Still, there was one final task to be done. Deacon Ondracek invited Tim Ruoff to lead the group in prayer, after reminding the young volunteers about the Year of Mercy and how the service project represented one of the corporal works of mercy Pope Francis was calling for in the jubilee year — clothing the naked.
Sloan then led the group along a leg of the city’s Shunga Trail (a nearly eight-mile-long pedestrian and bike trail running through the center of the city) as well as three public parks in the downtown area, showing them places where the homeless have set up tents or temporary living quarters.
The youth groups hung the packages from trees with clothespins, left them on the branches of other trees, placed them on bridge railings, playground equipment and park benches — all under Sloan’s guidance. He had earlier instructed the groups that they would need to take care to distribute the packages so as to avoid an overconcentration in any particular location.
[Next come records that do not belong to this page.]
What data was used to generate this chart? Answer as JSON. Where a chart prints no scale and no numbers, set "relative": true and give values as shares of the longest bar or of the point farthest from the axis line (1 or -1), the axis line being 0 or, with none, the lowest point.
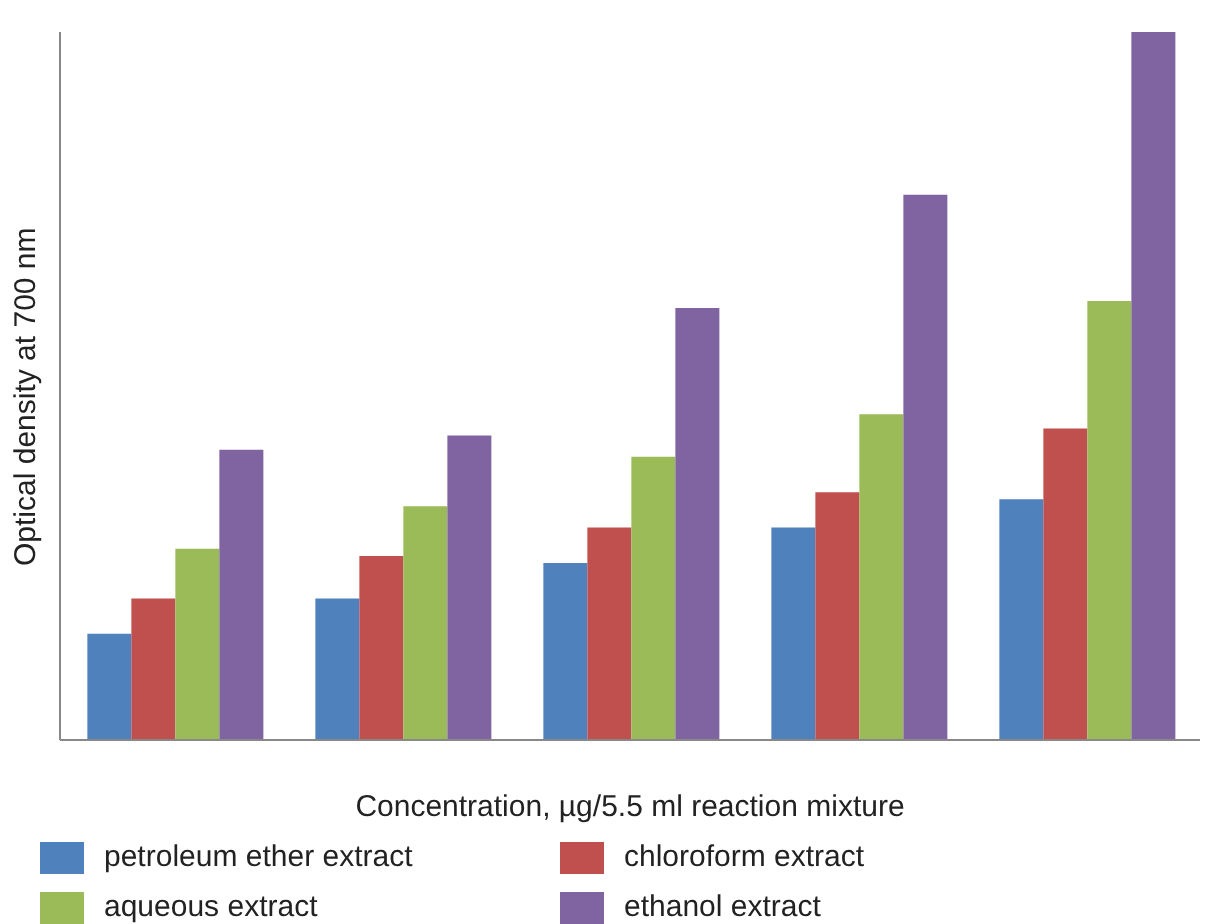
{
  "chart_data": {
    "type": "bar",
    "relative": true,
    "xlabel": "Concentration, µg/5.5 ml reaction mixture",
    "ylabel": "Optical density at 700 nm",
    "categories": [
      null,
      null,
      null,
      null,
      null
    ],
    "legend": "bottom",
    "grid": false,
    "series": [
      {
        "name": "petroleum ether extract",
        "color": "#4f81bd",
        "values": [
          0.15,
          0.2,
          0.25,
          0.3,
          0.34
        ]
      },
      {
        "name": "chloroform extract",
        "color": "#c0504d",
        "values": [
          0.2,
          0.26,
          0.3,
          0.35,
          0.44
        ]
      },
      {
        "name": "aqueous extract",
        "color": "#9bbb59",
        "values": [
          0.27,
          0.33,
          0.4,
          0.46,
          0.62
        ]
      },
      {
        "name": "ethanol extract",
        "color": "#8064a2",
        "values": [
          0.41,
          0.43,
          0.61,
          0.77,
          1
        ]
      }
    ]
  }
}
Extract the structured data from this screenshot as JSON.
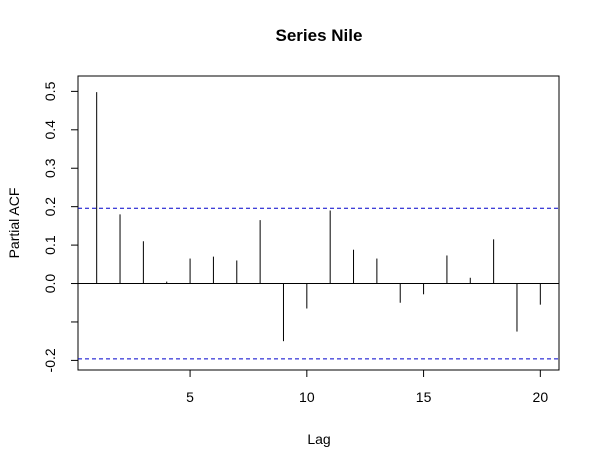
{
  "chart_data": {
    "type": "bar",
    "title": "Series  Nile",
    "xlabel": "Lag",
    "ylabel": "Partial ACF",
    "xlim": [
      0.2,
      20.8
    ],
    "ylim": [
      -0.225,
      0.54
    ],
    "x_ticks": [
      5,
      10,
      15,
      20
    ],
    "y_ticks": [
      -0.2,
      -0.1,
      0.0,
      0.1,
      0.2,
      0.3,
      0.4,
      0.5
    ],
    "y_tick_labels": [
      "-0.2",
      "",
      "0.0",
      "0.1",
      "0.2",
      "0.3",
      "0.4",
      "0.5"
    ],
    "confidence_limit": 0.196,
    "confidence_color": "#0000cc",
    "lags": [
      1,
      2,
      3,
      4,
      5,
      6,
      7,
      8,
      9,
      10,
      11,
      12,
      13,
      14,
      15,
      16,
      17,
      18,
      19,
      20
    ],
    "values": [
      0.498,
      0.18,
      0.11,
      0.005,
      0.065,
      0.07,
      0.06,
      0.165,
      -0.15,
      -0.065,
      0.19,
      0.088,
      0.065,
      -0.05,
      -0.028,
      0.073,
      0.015,
      0.115,
      -0.125,
      -0.055
    ]
  }
}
Sloan said he’d go by a day or so later to determine how many packages had been picked up by those in need, but he knew they would be appreciated. In Topeka, approximately 300 to 400 people are considered homeless, and, on any given night, around 40 to 50 are known to sleep outside in tents or on park benches.
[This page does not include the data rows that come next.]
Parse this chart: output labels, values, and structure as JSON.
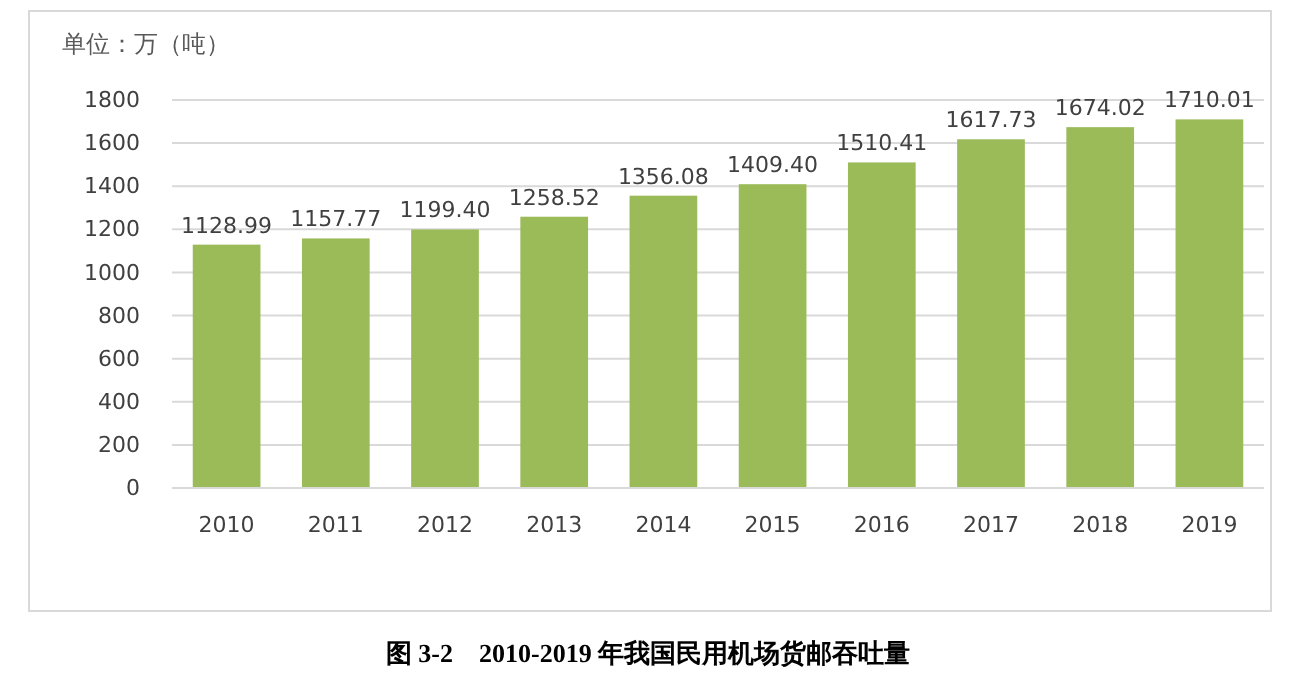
{
  "chart_data": {
    "type": "bar",
    "ylabel": "单位：万（吨）",
    "categories": [
      "2010",
      "2011",
      "2012",
      "2013",
      "2014",
      "2015",
      "2016",
      "2017",
      "2018",
      "2019"
    ],
    "values": [
      1128.99,
      1157.77,
      1199.4,
      1258.52,
      1356.08,
      1409.4,
      1510.41,
      1617.73,
      1674.02,
      1710.01
    ],
    "value_labels": [
      "1128.99",
      "1157.77",
      "1199.40",
      "1258.52",
      "1356.08",
      "1409.40",
      "1510.41",
      "1617.73",
      "1674.02",
      "1710.01"
    ],
    "color": "#9bbb59",
    "ylim": [
      0,
      1800
    ],
    "yticks": [
      0,
      200,
      400,
      600,
      800,
      1000,
      1200,
      1400,
      1600,
      1800
    ],
    "grid": "y",
    "annotations": [
      "图 3-2　2010-2019 年我国民用机场货邮吞吐量"
    ]
  }
}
During the winter, Sloan said, the biggest worry about those he serves is their health and safety. When temperatures reach 40 degrees or below, it’s very easy to develop frostbite and hypothermia. So, he checks in on them every other day to see if they need medical attention.
Earlier, Deacon Ondracek provided the group a definition of mercy.
“Mercy is love that recognizes others’ suffering,” he said.
And it seems as if the youth group members are learning how to recognize the suffering within the community.
“This is going to help them a lot, especially in cold weather,” said Tanner Becker, another eighth-grader from Most Pure Heart of Mary School. “We want to help the homeless and make sure their needs are met.”